JAKARTA, KTV – Komisi Pemberantasan Korupsi (KPK) masih menelusuri dugaan penyelewengan dalam penggunaan kuota haji 2024. Kasus ini kembali mencuat setelah Masyarakat Anti Korupsi Indonesia (MAKI) melalui Koordinatornya, Boyamin Saiman, menyerahkan bukti tambahan ke Gedung Merah Putih KPK, Jakarta, belum lama ini.
Menurut Boyamin, dokumen tambahan tersebut berupa sejumlah foto yang memperlihatkan istri pejabat berangkat melalui jalur haji furoda namun diduga turut menikmati fasilitas negara seperti akomodasi hotel dan konsumsi. “Mereka seharusnya tidak berhak atas fasilitas itu karena bukan bagian dari kuota resmi,” ujarnya.

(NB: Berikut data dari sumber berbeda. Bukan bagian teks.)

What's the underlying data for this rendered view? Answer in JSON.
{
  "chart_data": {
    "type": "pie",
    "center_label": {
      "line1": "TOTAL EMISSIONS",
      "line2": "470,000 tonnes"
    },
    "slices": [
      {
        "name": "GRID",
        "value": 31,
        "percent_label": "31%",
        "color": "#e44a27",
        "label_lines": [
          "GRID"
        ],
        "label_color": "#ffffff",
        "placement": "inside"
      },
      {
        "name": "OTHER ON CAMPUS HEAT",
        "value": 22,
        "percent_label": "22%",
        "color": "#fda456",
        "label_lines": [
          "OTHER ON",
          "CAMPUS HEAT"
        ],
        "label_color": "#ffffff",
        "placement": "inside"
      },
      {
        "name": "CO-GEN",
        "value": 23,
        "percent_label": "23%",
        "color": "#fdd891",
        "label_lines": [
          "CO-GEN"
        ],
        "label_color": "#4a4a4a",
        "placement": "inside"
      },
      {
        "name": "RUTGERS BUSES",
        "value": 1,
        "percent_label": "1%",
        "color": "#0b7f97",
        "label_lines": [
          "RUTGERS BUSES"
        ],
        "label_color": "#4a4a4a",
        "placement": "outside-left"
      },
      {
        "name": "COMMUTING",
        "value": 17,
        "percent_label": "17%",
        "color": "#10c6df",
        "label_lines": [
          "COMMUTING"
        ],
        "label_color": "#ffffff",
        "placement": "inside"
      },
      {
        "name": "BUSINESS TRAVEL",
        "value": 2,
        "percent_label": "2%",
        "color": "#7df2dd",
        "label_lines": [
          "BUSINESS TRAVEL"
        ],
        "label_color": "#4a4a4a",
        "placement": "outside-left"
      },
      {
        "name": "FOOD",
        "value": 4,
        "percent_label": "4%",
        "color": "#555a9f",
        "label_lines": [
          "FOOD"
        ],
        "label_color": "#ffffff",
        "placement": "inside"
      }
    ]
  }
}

Lebih lanjut, Boyamin juga mengungkap temuan adanya asisten rumah tangga (ART) dan tukang pijat yang diberangkatkan sebagai bagian dari rombongan haji dengan status petugas. Padahal, menurutnya, posisi petugas haji semestinya diisi oleh orang-orang yang benar-benar memiliki kualifikasi untuk melayani jemaah. “Faktanya, mereka hanya mendampingi majikan, bukan melayani jamaah,” tegasnya.
Kasus ini bermula dari adanya tambahan 20 ribu kuota haji pada 2024. Berdasarkan UU Nomor 8 Tahun 2019, distribusi kuota tambahan mestinya 92 persen untuk jemaah reguler dan 8 persen untuk jemaah khusus. Namun, aturan tersebut berubah melalui Keputusan Menteri Agama RI Nomor 130 Tahun 2024 yang menetapkan pembagian kuota tambahan secara seimbang 50:50.
Hingga kini, KPK masih dalam tahap penyelidikan dan belum menetapkan tersangka terkait dugaan penyalahgunaan kuota haji tersebut.